As I understand it, over the years you and your husband have argued with increasing bitterness. He doesn’t appreciate your many sacrifices on his behalf. He’s not a great provider. Glued to his phone, he ignores the kids and their needs unless you remind him. You look at old photos and cry, unable to recapture the passion you know you must have felt. It’s hard to admit, but sometimes you feel repulsed by the man you are supposed to love. The world is in crisis, and your marriage feels like one more disaster. You want out.

I know you love Christ and want to serve him. You also know that God forbids divorce, except in certain cases like adultery, abuse, and abandonment (Matt. 5:23; 1 Cor. 7:15). But you are struggling. You don’t have biblical grounds for divorce, but your marriage is loveless and filled with fighting. It’s hard to imagine God wants you to stay.

𝐑𝐞𝐝𝐞𝐦𝐩𝐭𝐢𝐯𝐞 𝐈𝐦𝐚𝐠𝐢𝐧𝐚𝐭𝐢𝐨𝐧
This is the place where imagination is most needed. I want you to see and believe that marriage is bigger, much bigger, than our individual happiness. God himself conducted the first wedding ceremony, fashioning Eve and presenting her to Adam (Gen. 2:21–24). Even after sin entered the world, God’s good plan for marriage continued. Jesus still said, “What God has joined together, let not man separate” (Mark 10:9). Divorce goes against created order, rips the cosmos.
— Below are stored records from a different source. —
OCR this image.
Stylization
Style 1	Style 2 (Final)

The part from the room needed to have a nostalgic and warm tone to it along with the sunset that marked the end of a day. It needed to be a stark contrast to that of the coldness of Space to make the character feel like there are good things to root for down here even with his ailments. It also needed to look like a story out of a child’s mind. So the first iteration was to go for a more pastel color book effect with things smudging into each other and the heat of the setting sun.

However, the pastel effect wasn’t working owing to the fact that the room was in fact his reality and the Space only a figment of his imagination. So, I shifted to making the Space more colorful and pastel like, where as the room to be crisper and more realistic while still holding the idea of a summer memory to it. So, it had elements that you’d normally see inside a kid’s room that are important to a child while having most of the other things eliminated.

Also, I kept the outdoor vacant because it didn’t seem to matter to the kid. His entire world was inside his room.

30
Divorce also spoils our witness to the gospel. Marriage is a living metaphor of Christ and the church (Eph. 5:22–33). Of course, fallen husbands do not, and cannot, love their wives as deeply as Christ loves the church. And until the day sin is finally vanquished, fallen wives will struggle to submit to their husbands. We model spiritual truths imperfectly. Even so, the gospel shines through our embodied picture, sometimes loudly and sometimes softly—until divorce shatters that picture.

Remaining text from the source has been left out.